The Concourt's 11 Nkandla orders


Chief Justice, Mogoeng Mogoeng, arrives at the opening of the 2013 State of the Nation Address at Parliament in Cape Town, South Africa.

JOHANNESBURG – The Constitutional Court has delivered a damning judgment against President Jacob Zuma and the National Assembly over their handling of the Nkandla report by the public protector.

Public Protector Thuli Madonsela, in her report, had found that Zuma should pay back the money spent on non-security features at his private home.

The ConCourt has thus ordered:

1. This court has exclusive jurisdiction to hear the application by the Economic Freedom Fighters.

2. The Democratic Alliance’s application for direct access is granted.

3.  The remedial action taken by the Public Protector against President Jacob Gedleyihlekisa Zuma in terms of section 182(1)(c) of the Constitution is binding.

4.  The failure by the president to comply with the remedial action taken against him, by the Public Protector in her report of 19 March 2014, is inconsistent with section 83(b) of the Constitution read with sections 181(3) and 182(1)(c) of the Constitution and is invalid.

5. The National Treasury must determine the reasonable costs of those measures implemented by the Department of Public Works at the president’s Nkandla homestead that do not relate to security, namely the visitors’ centre, the amphitheatre, the cattle kraal, the chicken run and the swimming pool only.

6. The National Treasury must determine a reasonable percentage of the costs of those measures which ought to be paid personally by the president.

7. The National Treasury must report back to this court on the outcome of its determination within 60 days of the date of this order.

8.  The president must personally pay the amount determined by the National Treasury in terms of paragraphs 5 and 6 above within 45 days of this court’s signification of its approval of the report.

9. The president must reprimand the ministers involved pursuant to paragraph 11.1.3 of the Public Protector’s remedial action.

10. The resolution passed by the National Assembly absolving the president from compliance with the remedial action taken by the Public Protector in terms of section 182(1)(c) of the Constitution is inconsistent with sections 42(3), 55(2)(a) and (b) and 181(3) of the Constitution, is invalid and is set aside.

11. The president, the minister of police and the National Assembly must pay costs of the applications including the costs of two counsel.

The State has been ordered to pay the costs of the application.

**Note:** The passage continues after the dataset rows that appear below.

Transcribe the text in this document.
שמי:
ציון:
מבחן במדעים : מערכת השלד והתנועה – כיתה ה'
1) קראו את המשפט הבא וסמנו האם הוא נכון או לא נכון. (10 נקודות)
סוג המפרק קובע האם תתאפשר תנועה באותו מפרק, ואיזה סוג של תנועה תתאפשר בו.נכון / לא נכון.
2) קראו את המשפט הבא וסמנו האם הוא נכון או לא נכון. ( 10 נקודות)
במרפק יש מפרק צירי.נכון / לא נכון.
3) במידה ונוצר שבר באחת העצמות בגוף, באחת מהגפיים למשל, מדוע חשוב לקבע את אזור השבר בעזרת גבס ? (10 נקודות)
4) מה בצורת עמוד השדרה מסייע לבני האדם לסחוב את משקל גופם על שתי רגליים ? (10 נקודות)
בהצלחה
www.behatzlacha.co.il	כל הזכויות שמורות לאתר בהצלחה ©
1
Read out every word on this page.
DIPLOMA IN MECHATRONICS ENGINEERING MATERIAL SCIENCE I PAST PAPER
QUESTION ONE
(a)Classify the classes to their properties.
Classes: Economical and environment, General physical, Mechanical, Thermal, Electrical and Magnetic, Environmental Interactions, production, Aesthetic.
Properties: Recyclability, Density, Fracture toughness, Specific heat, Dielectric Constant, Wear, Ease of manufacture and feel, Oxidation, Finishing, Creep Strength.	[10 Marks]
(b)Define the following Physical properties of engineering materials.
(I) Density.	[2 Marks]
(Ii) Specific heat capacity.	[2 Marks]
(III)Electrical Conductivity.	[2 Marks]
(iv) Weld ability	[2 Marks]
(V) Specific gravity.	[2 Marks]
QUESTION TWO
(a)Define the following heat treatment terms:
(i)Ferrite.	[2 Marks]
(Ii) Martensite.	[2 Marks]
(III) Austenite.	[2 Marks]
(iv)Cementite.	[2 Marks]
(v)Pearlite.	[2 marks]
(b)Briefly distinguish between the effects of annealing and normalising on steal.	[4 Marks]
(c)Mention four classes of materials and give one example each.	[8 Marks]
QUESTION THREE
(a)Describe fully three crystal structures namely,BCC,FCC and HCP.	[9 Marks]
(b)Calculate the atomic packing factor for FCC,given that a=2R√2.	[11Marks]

President Jacob Zuma has noted and respects the judgment handed down by the Constitutional Court and its findings relating to the Public Protector&39;s report on Nkandla, the president’s homestead. 

The president appreciates and reaffirms the powers of the Constitutional Court as a final arbiter on matters of the Constitution in the Republic of South Africa.

The president will reflect on the judgment and its implications on the state and government, and will in consultation with other impacted institutions of state determine the appropriate action.

The president and government remain confident that our constitutional democracy remains strong and intact and affirms the Chapter 9 institutions established to strengthen and support the country’s democracy.

Government will in due course communicate further on the matter.